De plus, M. Missa juge indispensable de revoir à la baisse les taux d’intérêt et le coût des crédits afin de les rendre réellement accessibles aux exploitants et aux PME agricoles.

Comment adapter un projet pour obtenir un financement ?
Le Professeur Mamadou Goïta explique clairement ce point essentiel.
Tout commence par le type de projet que l’on souhaite développer : production halieutique, production animale, transformation alimentaire, etc. Il est important d’être très précis sur le segment visé.

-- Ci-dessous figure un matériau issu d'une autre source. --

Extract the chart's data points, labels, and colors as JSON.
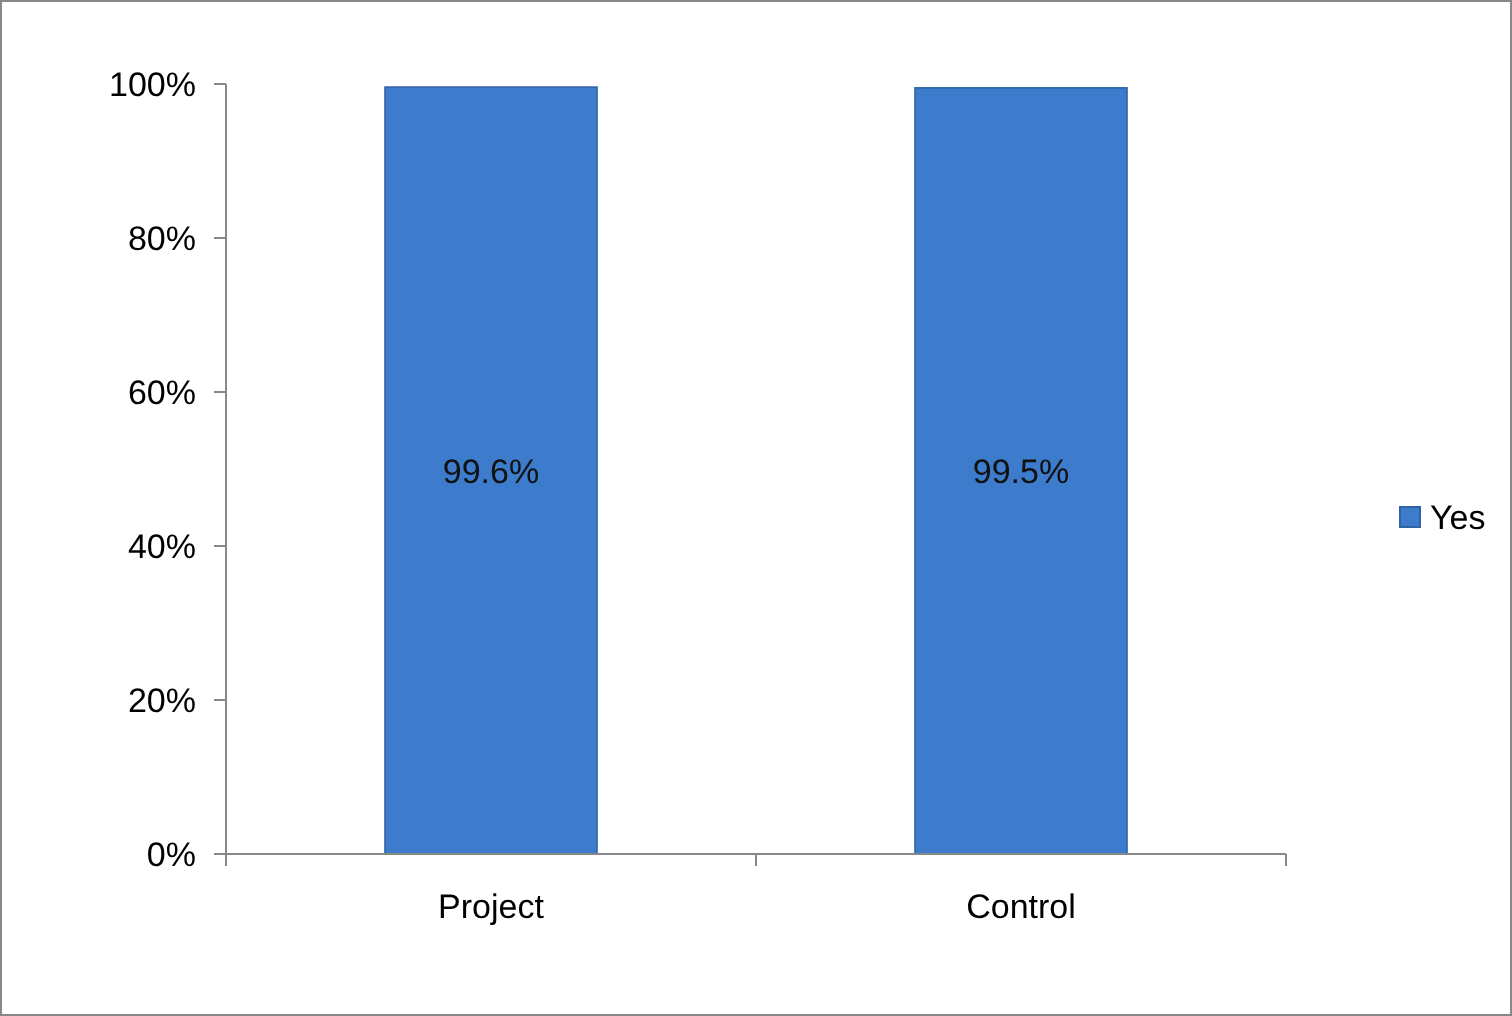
{
  "chart_data": {
    "type": "bar",
    "categories": [
      "Project",
      "Control"
    ],
    "series": [
      {
        "name": "Yes",
        "color": "#3d7ccc",
        "values": [
          99.6,
          99.5
        ],
        "value_labels": [
          "99.6%",
          "99.5%"
        ]
      }
    ],
    "ylim": [
      0,
      100
    ],
    "yticks": [
      {
        "value": 0,
        "label": "0%"
      },
      {
        "value": 20,
        "label": "20%"
      },
      {
        "value": 40,
        "label": "40%"
      },
      {
        "value": 60,
        "label": "60%"
      },
      {
        "value": 80,
        "label": "80%"
      },
      {
        "value": 100,
        "label": "100%"
      }
    ],
    "grid": false,
    "legend": "right"
  }
}
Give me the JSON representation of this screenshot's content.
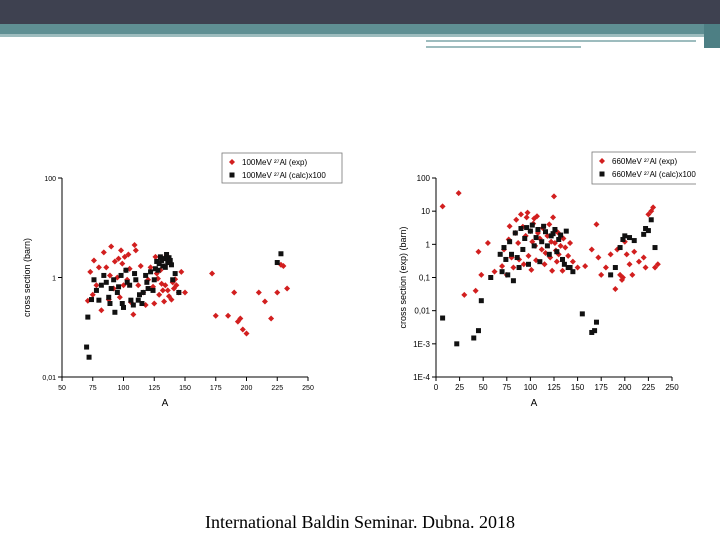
{
  "footer": {
    "text": "International Baldin Seminar. Dubna. 2018"
  },
  "colors": {
    "exp": "#d21f1f",
    "calc": "#111111"
  },
  "chart_data": [
    {
      "type": "scatter",
      "xlabel": "A",
      "ylabel": "cross section (barn)",
      "xlim": [
        50,
        250
      ],
      "ylim": [
        0.01,
        100
      ],
      "yscale": "log",
      "xticks": [
        "50",
        "75",
        "100",
        "125",
        "150",
        "175",
        "200",
        "225",
        "250"
      ],
      "yticks": [
        "0,01",
        "1",
        "100"
      ],
      "legend_placement": "top-right",
      "legend": [
        "100MeV ²⁷Al (exp)",
        "100MeV ²⁷Al (calc)x100"
      ],
      "series": [
        {
          "name": "100MeV ²⁷Al (exp)",
          "x": [
            71,
            73,
            75,
            76,
            78,
            80,
            82,
            84,
            86,
            88,
            89,
            90,
            92,
            93,
            95,
            96,
            97,
            98,
            99,
            100,
            101,
            102,
            103,
            104,
            105,
            106,
            108,
            109,
            110,
            112,
            114,
            116,
            118,
            120,
            122,
            124,
            125,
            126,
            127,
            128,
            129,
            130,
            131,
            132,
            133,
            134,
            135,
            136,
            137,
            138,
            139,
            140,
            141,
            142,
            143,
            145,
            147,
            150,
            172,
            175,
            185,
            190,
            193,
            195,
            197,
            200,
            210,
            215,
            220,
            225,
            228,
            230,
            233
          ],
          "y": [
            0.34,
            1.3,
            0.45,
            2.2,
            0.7,
            1.6,
            0.22,
            3.2,
            1.6,
            0.36,
            1.1,
            4.2,
            0.6,
            2.1,
            1.0,
            2.4,
            0.4,
            3.5,
            1.9,
            0.7,
            2.6,
            1.4,
            0.9,
            2.9,
            1.5,
            0.32,
            0.18,
            4.5,
            3.5,
            0.7,
            1.7,
            0.5,
            0.28,
            0.9,
            1.6,
            0.65,
            0.3,
            2.6,
            1.2,
            0.95,
            0.45,
            1.4,
            0.75,
            0.55,
            0.33,
            0.7,
            2.8,
            0.55,
            0.42,
            1.9,
            0.36,
            0.8,
            0.6,
            0.92,
            0.7,
            0.5,
            1.3,
            0.5,
            1.2,
            0.17,
            0.17,
            0.5,
            0.13,
            0.15,
            0.09,
            0.075,
            0.5,
            0.33,
            0.15,
            0.5,
            1.8,
            1.7,
            0.6
          ]
        },
        {
          "name": "100MeV ²⁷Al (calc)x100",
          "x": [
            70,
            71,
            72,
            74,
            76,
            78,
            80,
            82,
            84,
            86,
            88,
            89,
            90,
            92,
            93,
            95,
            96,
            98,
            99,
            100,
            102,
            103,
            105,
            106,
            108,
            109,
            110,
            112,
            113,
            115,
            116,
            118,
            119,
            120,
            122,
            124,
            125,
            126,
            127,
            128,
            129,
            130,
            131,
            132,
            133,
            134,
            135,
            136,
            137,
            138,
            139,
            140,
            142,
            145,
            225,
            228
          ],
          "y": [
            0.04,
            0.16,
            0.025,
            0.36,
            0.9,
            0.55,
            0.35,
            0.7,
            1.1,
            0.8,
            0.4,
            0.3,
            0.6,
            0.9,
            0.2,
            0.5,
            0.65,
            1.1,
            0.3,
            0.25,
            1.4,
            0.8,
            0.7,
            0.35,
            0.28,
            1.2,
            0.9,
            0.35,
            0.45,
            0.3,
            0.5,
            1.1,
            0.8,
            0.6,
            1.3,
            0.55,
            0.9,
            1.5,
            2.1,
            1.4,
            1.9,
            2.6,
            2.2,
            1.7,
            2.4,
            1.6,
            2.9,
            2.0,
            2.5,
            2.2,
            1.8,
            0.9,
            1.2,
            0.5,
            2.0,
            3.0
          ]
        }
      ]
    },
    {
      "type": "scatter",
      "xlabel": "A",
      "ylabel": "cross section (exp) (barn)",
      "xlim": [
        0,
        250
      ],
      "ylim": [
        0.0001,
        100
      ],
      "yscale": "log",
      "xticks": [
        "0",
        "25",
        "50",
        "75",
        "100",
        "125",
        "150",
        "175",
        "200",
        "225",
        "250"
      ],
      "yticks": [
        "1E-4",
        "1E-3",
        "0,01",
        "0,1",
        "1",
        "10",
        "100"
      ],
      "legend_placement": "top-right",
      "legend": [
        "660MeV ²⁷Al (exp)",
        "660MeV ²⁷Al (calc)x100"
      ],
      "series": [
        {
          "name": "660MeV ²⁷Al (exp)",
          "x": [
            7,
            24,
            30,
            42,
            45,
            48,
            55,
            62,
            70,
            72,
            75,
            77,
            78,
            80,
            82,
            84,
            85,
            87,
            88,
            90,
            92,
            93,
            95,
            96,
            97,
            98,
            100,
            101,
            102,
            103,
            104,
            105,
            106,
            107,
            108,
            110,
            112,
            113,
            115,
            116,
            118,
            120,
            121,
            122,
            123,
            124,
            125,
            126,
            127,
            128,
            129,
            130,
            132,
            134,
            135,
            137,
            140,
            142,
            145,
            150,
            158,
            165,
            170,
            172,
            175,
            180,
            185,
            190,
            192,
            195,
            197,
            198,
            200,
            202,
            205,
            208,
            210,
            215,
            220,
            222,
            225,
            228,
            230,
            232,
            235
          ],
          "y": [
            14,
            35,
            0.03,
            0.04,
            0.6,
            0.12,
            1.1,
            0.15,
            0.22,
            0.7,
            0.12,
            1.4,
            3.5,
            0.4,
            0.2,
            2.2,
            5.5,
            1.1,
            0.35,
            8,
            3.4,
            0.25,
            1.8,
            6.5,
            9,
            0.45,
            2.5,
            0.17,
            1.2,
            4.2,
            6,
            0.9,
            0.33,
            7,
            2.2,
            1.5,
            0.7,
            3.1,
            0.25,
            0.55,
            1.8,
            4,
            0.4,
            1.2,
            0.16,
            6.5,
            28,
            1.1,
            0.65,
            0.3,
            2.3,
            0.5,
            0.9,
            0.16,
            1.5,
            0.8,
            0.45,
            1.1,
            0.3,
            0.2,
            0.22,
            0.7,
            4,
            0.4,
            0.12,
            0.2,
            0.5,
            0.045,
            0.7,
            0.12,
            0.085,
            0.1,
            1.2,
            0.5,
            0.25,
            0.12,
            0.6,
            0.3,
            0.4,
            0.2,
            8,
            10,
            13,
            0.2,
            0.25
          ]
        },
        {
          "name": "660MeV ²⁷Al (calc)x100",
          "x": [
            7,
            22,
            40,
            45,
            48,
            58,
            68,
            70,
            72,
            74,
            76,
            78,
            80,
            82,
            84,
            86,
            88,
            90,
            92,
            94,
            96,
            98,
            100,
            102,
            104,
            106,
            108,
            110,
            112,
            114,
            116,
            118,
            120,
            122,
            124,
            126,
            128,
            130,
            132,
            134,
            136,
            138,
            140,
            142,
            145,
            155,
            165,
            168,
            170,
            185,
            190,
            195,
            198,
            200,
            205,
            210,
            220,
            222,
            225,
            228,
            232
          ],
          "y": [
            0.006,
            0.001,
            0.0015,
            0.0025,
            0.02,
            0.1,
            0.5,
            0.15,
            0.8,
            0.35,
            0.12,
            1.2,
            0.5,
            0.08,
            2.2,
            0.4,
            0.2,
            3,
            0.7,
            1.5,
            3.2,
            0.25,
            2.5,
            3.8,
            0.9,
            1.6,
            2.8,
            0.3,
            1.2,
            3.5,
            2.4,
            0.9,
            0.5,
            1.8,
            2.1,
            2.8,
            0.6,
            1.4,
            1.9,
            0.35,
            0.25,
            2.5,
            0.2,
            0.2,
            0.15,
            0.008,
            0.0022,
            0.0025,
            0.0045,
            0.12,
            0.2,
            0.8,
            1.4,
            1.8,
            1.6,
            1.3,
            2,
            3,
            2.6,
            5.5,
            0.8
          ]
        }
      ]
    }
  ]
}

Ensuite, il faut réaliser une étude complète de l’environnement dans lequel le projet va s’inscrire, afin de bien comprendre les besoins et le marché.
Le document présenté aux banques doit être solide et convaincant, c’est-à-dire « bancable ». Cela signifie qu’il doit prouver qu’il y a un maillon économique réel et un marché sûr pour le produit ou le service.

Le Professeur insiste sur le fait que le projet doit démontrer sa rentabilité. Le banquier veut voir une étude financière sérieuse, surtout un calcul qui montre que le projet rapportera assez d’argent pour rembourser le prêt.
« La qualité du dossier, la précision des études et la clarté du plan financier sont les clés pour convaincre les banques d’octroyer un financement », conclu-t-il.